Perigo: homens no poder!
O que existe em comum entre alunos de medicina que exibem seus genitais e afirmações estapafúrdias de vereadores, prefeitos e congressistas?
Essa semana foi difícil acompanhar o conjunto das cafajestadas e visões desacopladas da realidade de alguns homens, líderes e futuros líderes em suas áreas de atuação, Brasil afora. Fica quase impossível reunir em um único texto todos os absurdos que tivemos de encarar. Mas será que dá para buscar alguns denominadores comuns a todas essas situações?
Estudantes de medicina pelados em jogos esportivos femininos, ataques no Congresso a direitos da população LGBT, defesa da castração de mulheres para controle de natalidade, sugestão de que autistas deveriam ser tratados na “peia” e na “chibata”, entre outras pérolas, estiveram entre os episódios registrados ao longo dos últimos dias. Dá vontade de perguntar: isso é sério? Em que mundo esses homens vivem?
O tema que gerou mais repercussão, sem dúvida, foi o vídeo de um grupo de cerca de 20 alunos da Unisa, de São Paulo, que não tiveram o menor constrangimento em exibir sua genitália durante um jogo de vôlei feminino, em uma competição esportiva entre alunos de medicina. Outros vídeos, envolvendo estudantes de outras faculdades começaram a pipocar nos últimos dias, mostrando que essa prática é mais comum do que se imaginava.
Machismo e masculinidade tóxica
No calor de uma disputa esportiva, esses jovens, futuros médicos, deixam o bom senso em casa, e se “contagiam” com o clima da testosterona, da pretensa irmandade entre eles, da sensação de invulnerabilidade, da arrogância, e tornam a reafirmar uma cultura machista e retrógrada dos que vieram antes deles.
Tendo passado por situações semelhantes, durante minha própria vida acadêmica na medicina, há quase 40 anos, pergunto: não deu tempo, em pleno século XXI, do homem conseguir enxergar com alguma nitidez como ele está enredado nessa armadilha da masculinidade tóxica, na representação de um papel que limita suas experiências vivenciais e que causa mal a ele próprio e a todos que o cercam?
A questão não é só na medicina, mas por se tratar de uma profissão que inspira tanta admiração e respeito, e que vai lidar diretamente com as fraquezas, sofrimentos e vulnerabilidades dos outros, questiona-se, com razão, qual é o grau de confiança que esses futuros médicos inspiram na população?
Quem te representa?
Os comportamentos abusivos, tóxicos, agressivos e inadequados de muitos homens começam ainda na escola, ganham corpo na universidade, e alcançam postos de trabalho e lideranças em todas as áreas, com especial destaque para aqueles que representam a população em cargos eletivos.

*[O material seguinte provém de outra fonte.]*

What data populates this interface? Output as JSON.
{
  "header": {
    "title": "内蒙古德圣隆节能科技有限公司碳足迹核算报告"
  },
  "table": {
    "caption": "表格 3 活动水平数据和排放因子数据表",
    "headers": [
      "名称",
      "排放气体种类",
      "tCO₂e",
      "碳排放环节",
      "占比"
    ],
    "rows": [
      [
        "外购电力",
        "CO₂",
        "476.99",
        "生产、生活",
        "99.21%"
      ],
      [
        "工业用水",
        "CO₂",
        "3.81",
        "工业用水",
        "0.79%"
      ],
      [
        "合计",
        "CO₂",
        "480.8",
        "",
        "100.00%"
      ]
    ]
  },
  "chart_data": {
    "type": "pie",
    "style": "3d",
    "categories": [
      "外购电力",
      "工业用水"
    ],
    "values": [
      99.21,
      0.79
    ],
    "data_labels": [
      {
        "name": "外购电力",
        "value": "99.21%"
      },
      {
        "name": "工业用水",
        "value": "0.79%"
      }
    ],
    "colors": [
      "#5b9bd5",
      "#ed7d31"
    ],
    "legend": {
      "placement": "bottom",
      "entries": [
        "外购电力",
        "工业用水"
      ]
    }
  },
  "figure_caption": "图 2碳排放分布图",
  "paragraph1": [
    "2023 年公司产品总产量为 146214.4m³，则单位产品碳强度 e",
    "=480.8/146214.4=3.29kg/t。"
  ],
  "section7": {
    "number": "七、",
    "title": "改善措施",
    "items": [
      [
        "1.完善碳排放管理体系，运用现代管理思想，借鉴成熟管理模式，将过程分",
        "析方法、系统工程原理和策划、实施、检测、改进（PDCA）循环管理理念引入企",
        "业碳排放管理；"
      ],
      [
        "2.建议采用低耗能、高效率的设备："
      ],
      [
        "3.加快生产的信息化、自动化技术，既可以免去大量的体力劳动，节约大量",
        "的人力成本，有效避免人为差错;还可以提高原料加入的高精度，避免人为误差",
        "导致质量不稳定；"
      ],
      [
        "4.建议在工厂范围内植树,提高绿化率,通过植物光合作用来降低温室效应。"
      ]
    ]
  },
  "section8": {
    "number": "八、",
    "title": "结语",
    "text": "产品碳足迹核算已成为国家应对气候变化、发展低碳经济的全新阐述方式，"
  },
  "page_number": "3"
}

Nesse cenário, o prefeito de uma cidade de interior do Rio de Janeiro se sente à vontade para afirmar que garotas deveriam ser castradas para reduzir o crescimento da população, um vereador do Ceará diz que crianças autistas deveriam ser tratadas com violência para conter seu comportamento, e lideranças políticas conservadoras se acham no direito de definir quem pode ou não casar e adotar crianças com base em sua orientação sexual, além dos comportamentos reiterados de transfobia e homofobia de parte das lideranças cristãs no Congresso.
Um homem inseguro
A questão começa em uma cultura ainda arcaica, machista, heteronormativa, que insiste em garantir poder, destaque, liderança e impunidade para os homens. Mas se a gente aprofundar um pouco mais essa análise, encontra um homem amedrontado e inseguro frente as transformações que a nova ordem mundial aponta.
Assim, mostrar os genitais, propor ações agressivas e violentas, insistir em garantir privilégios, colocar sobre a mulher a responsabilidade pelo crescimento da população e querer controlar seus direitos reprodutivos, reafirmar preconceitos contra minorias, tudo isso parece uma tentativa desesperada de resolver, “no grito”, aquilo que ameaça uma suposta hegemonia e uma masculinidade frágil.
Que venham os novos tempos de vez! Para isso, o homem precisar ser reeducado desde a mais tenra infância para viver em um mundo de poder compartilhado, em que ele não precisa e não deve se sentir ameaçado. Pais e mães têm que começar essa transformação de mentalidades em casa, e as escolas devem se ocupar dessa discussão o tempo todo.
Enquanto as mudanças não vêm, quem comete crimes deve ser julgado e, se culpado, penalizado. Quem não tem condições de estar em uma posição pública ou em um cargo ou profissão que exige responsabilidade, respeito e cuidado com o outro, deve ser barrado, utilizando-se os instrumentos legais disponíveis. Um mundo em transformação exige que as pessoas mudem! O que você pensa a esse respeito?
*Jairo Bouer é médico psiquiatra, comunicador e publica suas colunas no Terra Você às sextas-feiras.